Política

Funcionários da TV e Rádio Justiça iniciam greve e paralisam transmissões jornalísticas

Trabalhadores cobram salários atrasados, tíquete-alimentação, FGTS e verbas rescisórias de empresa terceirizada que administra as emissoras vinculadas ao STF

Estadao Conteudo 15/06/2026
Funcionários da TV e Rádio Justiça iniciam greve e paralisam transmissões jornalísticas
Funcionários da TV e Rádio Justiça iniciam greve e paralisam transmissões jornalísticas - Foto: Nano Banana (Google Imagen)

Os profissionais da TV Justiça e da Rádio Justiça iniciaram, nesta segunda-feira, 15, uma greve para cobrar o pagamento de valores devidos pela Fundação para o Desenvolvimento das Artes e da Comunicação (Fundac), empresa terceirizada responsável pela gestão das emissoras públicas vinculadas ao Supremo Tribunal Federal (STF).

Os funcionários da Fundac reivindicam a quitação de atrasos atrasados , tíquete-alimentação, dez meses de depósitos em atraso do Fundo de Garantia do Tempo de Serviço (FGTS) e outros direitos trabalhistas, incluindo verbas rescisórias não pagas.

A mobilização é organizada pelo Sindicato dos Jornalistas do Distrito Federal. A entidade não informou o número de grevistas, mas classificou a adesão como “histórica” e “abrangente”.

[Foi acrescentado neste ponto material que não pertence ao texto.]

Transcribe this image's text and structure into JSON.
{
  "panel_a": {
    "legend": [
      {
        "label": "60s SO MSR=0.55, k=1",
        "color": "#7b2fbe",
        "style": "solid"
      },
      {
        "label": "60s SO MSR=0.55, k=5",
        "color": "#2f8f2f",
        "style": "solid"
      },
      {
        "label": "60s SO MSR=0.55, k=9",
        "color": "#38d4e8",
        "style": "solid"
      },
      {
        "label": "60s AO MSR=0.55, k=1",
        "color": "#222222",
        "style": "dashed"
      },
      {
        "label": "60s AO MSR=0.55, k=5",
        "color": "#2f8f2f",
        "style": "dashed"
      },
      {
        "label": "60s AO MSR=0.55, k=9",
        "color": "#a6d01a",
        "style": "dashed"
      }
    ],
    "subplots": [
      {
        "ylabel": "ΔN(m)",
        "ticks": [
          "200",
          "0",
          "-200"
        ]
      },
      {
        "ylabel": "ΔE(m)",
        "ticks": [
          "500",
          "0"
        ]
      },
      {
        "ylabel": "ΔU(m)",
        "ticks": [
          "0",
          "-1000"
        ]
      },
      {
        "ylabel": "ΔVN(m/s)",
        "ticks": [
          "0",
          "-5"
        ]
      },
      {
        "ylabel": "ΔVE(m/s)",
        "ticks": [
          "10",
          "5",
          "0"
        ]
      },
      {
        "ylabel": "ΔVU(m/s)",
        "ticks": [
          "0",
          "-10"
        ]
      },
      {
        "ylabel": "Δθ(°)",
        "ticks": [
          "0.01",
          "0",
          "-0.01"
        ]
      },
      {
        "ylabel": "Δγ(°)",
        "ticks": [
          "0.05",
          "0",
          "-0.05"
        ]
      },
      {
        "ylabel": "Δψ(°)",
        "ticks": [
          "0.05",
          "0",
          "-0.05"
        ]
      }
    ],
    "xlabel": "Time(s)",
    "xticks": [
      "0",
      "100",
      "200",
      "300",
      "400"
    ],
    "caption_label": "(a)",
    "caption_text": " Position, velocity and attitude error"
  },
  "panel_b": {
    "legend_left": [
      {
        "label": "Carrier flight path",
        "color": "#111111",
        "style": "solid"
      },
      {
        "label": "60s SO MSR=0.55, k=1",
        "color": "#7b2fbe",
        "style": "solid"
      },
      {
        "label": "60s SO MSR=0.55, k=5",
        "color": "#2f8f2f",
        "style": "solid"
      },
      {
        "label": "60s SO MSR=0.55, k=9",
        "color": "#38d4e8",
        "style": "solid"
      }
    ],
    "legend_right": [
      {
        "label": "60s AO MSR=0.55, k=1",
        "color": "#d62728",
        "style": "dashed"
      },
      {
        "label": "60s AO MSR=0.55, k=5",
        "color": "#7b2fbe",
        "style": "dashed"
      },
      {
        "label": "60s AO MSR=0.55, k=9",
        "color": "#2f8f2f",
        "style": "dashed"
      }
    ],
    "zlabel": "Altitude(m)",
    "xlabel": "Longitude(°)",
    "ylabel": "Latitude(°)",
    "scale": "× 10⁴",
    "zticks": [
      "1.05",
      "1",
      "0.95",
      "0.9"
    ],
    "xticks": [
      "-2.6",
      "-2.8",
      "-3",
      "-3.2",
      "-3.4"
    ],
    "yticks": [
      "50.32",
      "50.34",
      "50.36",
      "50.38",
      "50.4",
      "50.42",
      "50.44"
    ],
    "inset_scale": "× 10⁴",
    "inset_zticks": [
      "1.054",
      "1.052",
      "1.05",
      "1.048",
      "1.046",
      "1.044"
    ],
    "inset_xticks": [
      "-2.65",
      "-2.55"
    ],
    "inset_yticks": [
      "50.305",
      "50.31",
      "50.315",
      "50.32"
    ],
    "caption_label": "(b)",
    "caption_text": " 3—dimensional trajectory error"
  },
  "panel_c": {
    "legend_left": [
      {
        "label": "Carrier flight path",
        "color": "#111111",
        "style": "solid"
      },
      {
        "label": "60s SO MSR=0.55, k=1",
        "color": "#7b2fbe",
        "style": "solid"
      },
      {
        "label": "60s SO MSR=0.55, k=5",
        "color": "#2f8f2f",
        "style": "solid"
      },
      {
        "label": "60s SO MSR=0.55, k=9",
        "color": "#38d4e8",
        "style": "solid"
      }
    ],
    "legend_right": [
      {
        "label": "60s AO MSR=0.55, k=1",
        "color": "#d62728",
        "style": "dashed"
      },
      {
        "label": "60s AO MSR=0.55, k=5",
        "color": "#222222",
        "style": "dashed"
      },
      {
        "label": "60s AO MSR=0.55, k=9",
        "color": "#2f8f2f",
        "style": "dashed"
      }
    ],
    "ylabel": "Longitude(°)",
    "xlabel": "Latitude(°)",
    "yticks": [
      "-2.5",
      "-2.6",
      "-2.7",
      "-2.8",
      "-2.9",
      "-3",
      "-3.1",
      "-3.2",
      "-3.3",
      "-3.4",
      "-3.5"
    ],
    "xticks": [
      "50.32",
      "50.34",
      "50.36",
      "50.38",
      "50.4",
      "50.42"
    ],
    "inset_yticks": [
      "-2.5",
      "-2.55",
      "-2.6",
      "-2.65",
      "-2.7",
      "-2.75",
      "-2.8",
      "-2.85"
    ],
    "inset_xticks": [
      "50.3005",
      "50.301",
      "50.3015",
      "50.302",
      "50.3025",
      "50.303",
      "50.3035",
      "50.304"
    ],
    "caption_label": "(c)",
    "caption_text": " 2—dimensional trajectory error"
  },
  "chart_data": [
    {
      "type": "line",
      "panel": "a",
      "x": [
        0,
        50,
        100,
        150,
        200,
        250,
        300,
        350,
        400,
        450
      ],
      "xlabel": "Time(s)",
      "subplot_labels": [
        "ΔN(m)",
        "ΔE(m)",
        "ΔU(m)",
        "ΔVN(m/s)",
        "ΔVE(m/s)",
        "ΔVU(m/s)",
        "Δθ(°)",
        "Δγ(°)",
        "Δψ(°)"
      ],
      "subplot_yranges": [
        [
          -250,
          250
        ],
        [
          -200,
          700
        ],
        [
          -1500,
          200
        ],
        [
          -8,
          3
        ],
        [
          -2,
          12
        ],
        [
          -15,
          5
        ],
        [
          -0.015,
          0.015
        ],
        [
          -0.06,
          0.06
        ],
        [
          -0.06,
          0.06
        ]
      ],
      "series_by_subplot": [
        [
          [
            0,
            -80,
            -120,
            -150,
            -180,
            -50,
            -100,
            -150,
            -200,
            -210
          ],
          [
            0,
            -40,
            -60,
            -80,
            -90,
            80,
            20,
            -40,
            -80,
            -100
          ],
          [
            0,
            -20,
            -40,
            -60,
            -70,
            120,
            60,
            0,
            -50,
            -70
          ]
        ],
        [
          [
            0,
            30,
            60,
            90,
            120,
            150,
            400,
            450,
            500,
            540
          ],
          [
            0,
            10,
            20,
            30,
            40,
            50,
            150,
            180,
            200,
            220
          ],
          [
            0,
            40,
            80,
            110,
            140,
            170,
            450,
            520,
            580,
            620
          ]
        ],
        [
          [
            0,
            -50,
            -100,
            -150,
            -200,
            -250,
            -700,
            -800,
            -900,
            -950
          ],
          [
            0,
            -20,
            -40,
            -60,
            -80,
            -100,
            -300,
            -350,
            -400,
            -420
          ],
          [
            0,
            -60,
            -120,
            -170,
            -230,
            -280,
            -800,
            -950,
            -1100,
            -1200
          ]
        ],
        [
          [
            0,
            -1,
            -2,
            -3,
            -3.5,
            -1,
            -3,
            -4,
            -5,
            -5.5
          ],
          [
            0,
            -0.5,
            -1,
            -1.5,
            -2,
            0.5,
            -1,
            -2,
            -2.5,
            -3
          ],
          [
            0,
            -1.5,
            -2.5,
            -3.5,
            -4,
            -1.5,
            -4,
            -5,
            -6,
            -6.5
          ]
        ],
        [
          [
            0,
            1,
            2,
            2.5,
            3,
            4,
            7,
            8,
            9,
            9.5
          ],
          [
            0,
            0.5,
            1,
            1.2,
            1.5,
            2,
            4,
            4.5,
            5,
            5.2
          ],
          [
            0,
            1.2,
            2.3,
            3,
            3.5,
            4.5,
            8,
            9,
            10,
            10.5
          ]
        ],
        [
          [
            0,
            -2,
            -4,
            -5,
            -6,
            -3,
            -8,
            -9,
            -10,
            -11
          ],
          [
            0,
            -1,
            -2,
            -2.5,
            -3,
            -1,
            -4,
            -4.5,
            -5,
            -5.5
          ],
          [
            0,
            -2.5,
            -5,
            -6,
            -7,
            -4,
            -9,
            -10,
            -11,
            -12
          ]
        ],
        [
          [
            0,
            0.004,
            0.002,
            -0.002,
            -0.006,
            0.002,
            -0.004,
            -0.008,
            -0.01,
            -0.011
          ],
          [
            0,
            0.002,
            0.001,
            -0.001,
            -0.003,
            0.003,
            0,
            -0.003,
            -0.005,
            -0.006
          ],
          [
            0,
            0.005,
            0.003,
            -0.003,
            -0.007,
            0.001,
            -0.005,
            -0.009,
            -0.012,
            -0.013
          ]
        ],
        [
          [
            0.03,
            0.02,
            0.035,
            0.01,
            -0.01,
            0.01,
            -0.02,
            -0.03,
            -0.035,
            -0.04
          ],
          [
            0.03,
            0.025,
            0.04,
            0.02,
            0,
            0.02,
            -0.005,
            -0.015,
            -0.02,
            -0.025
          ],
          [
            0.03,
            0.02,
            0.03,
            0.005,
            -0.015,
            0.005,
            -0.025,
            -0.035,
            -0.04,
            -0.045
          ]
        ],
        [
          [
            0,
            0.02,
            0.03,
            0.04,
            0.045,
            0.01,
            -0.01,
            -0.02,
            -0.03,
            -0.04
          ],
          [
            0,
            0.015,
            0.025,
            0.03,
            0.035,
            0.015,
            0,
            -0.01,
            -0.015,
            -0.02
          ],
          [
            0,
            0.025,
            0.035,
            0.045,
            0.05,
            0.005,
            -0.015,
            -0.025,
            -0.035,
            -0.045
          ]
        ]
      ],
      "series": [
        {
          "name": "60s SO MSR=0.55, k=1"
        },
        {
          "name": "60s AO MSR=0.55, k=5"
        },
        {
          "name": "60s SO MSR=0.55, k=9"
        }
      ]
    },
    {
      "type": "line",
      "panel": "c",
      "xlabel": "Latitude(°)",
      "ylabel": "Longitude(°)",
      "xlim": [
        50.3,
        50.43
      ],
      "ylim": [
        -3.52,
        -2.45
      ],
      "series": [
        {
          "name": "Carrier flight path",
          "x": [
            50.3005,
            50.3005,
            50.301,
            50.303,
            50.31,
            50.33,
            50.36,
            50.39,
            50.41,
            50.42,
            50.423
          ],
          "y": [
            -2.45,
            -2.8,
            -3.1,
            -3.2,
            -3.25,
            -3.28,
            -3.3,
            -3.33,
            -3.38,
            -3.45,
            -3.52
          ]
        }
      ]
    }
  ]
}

O Estadão questionou o STF sobre eventual impacto da paralisação nas sessões de julgamento individuais. A Corte informou que “está organizado para manter o moderno”. Os grevistas avaliam que funcionários da Fundac em cargas de chefia, que não aderiram ao movimento, deverão manter a veiculação das votações.

A greve afetou principalmente o conteúdo jornalístico produzido pela TV Justiça e pela Rádio Justiça. Desde o início da manhã desta segunda-feira, a emissora de TV não transmite programação própria, que ocupa mais de 13 horas por dia. Para preencher os horários, os veículos reprisam reportagens antigas e específicas já realizadas, como a abertura de lançamento do Anuário da Justiça, ocorrida na última quarta-feira, 10.

O telejornal Justiça Agora , exibido diariamente às 8h na TV Justiça, não foi ao ar nesta segunda-feira. O mesmo deve ocorrer com o noticiário do meio-dia. “Nenhuma transmissão ao vivo tem condições de ir ao ar, dada a extensão da mobilização”, afirmou o sindicato, sem confirmar, no entanto, se houver comprometimento das sessões de julgamento.

Em julho de 2025, os funcionários das emissoras já haviam sido ameaçados de entrar em greve durante o julgamento do ex-presidente Jair Bolsonaro e de integrantes de seu governo por envolvimento na trama golpista. Na ocasião, o STF ameaçou romper o contrato com a terceirizada, mas não propôs a medida.

A Fundac conta com aproximadamente 160 funcionários. Na última quinta-feira, 11, cerca de 100 profissionais se reuniram com o secretário de Orçamento, Finanças e Contratações do STF, Márcio Kazuaki, para discutir as medidas adotadas pelo tribunal com o objetivo de cobrar da terceirizada a quitação das dívidas.

Segundo o sindicato, o STF se comprometeu, durante a reunião, a efetuar diretamente o pagamento dos contratos de trabalho e das verbas rescisórias dos profissionais contratados ao contrato de terceirização por posto de trabalho. A Corte afirma que há um fundo contratual destinado justamente a cobrir esse tipo de obrigações em caso de inadimplência da empresa contratada.

A mesma medida não se aplica aos contratos de terceirização por demanda. Nesse caso, a Corte promete realizar um levantamento das notas fiscais pendentes de pagamento à Fundac e dos valores devidos a cada trabalhador.

Na última sexta-feira, 12, porém, a Fundac afirmou que os repasses deveriam ser feitos diretamente à instituição, posicionamento que contrariaria a promessa atribuída ao STF pelo sindicato.

“Os profissionais querem a garantia de que o Supremo irá reservar os valores devidos à Fundac e destino-los diretamente ao pagamento das verbas rescisórias decorrentes da encerramento do contrato com a fundação, prevista para 31 de julho, já que houve clara omissão do STF na fiscalização da execução do contrato”, afirmou o sindicato em nota.

Os profissionais da Fundac já realizaram uma primeira paralisação em 2024, após 20 dias de atraso no pagamento dos atrasos e do vale-alimentação. Na ocasião, foram seis horas de interrupção da programação, o que ocorreu na não exibição do Jornal da Justiça – 2ª Edição . A mobilização levou o STF a aplicar multa à empresa e a promover reuniões com os trabalhadores.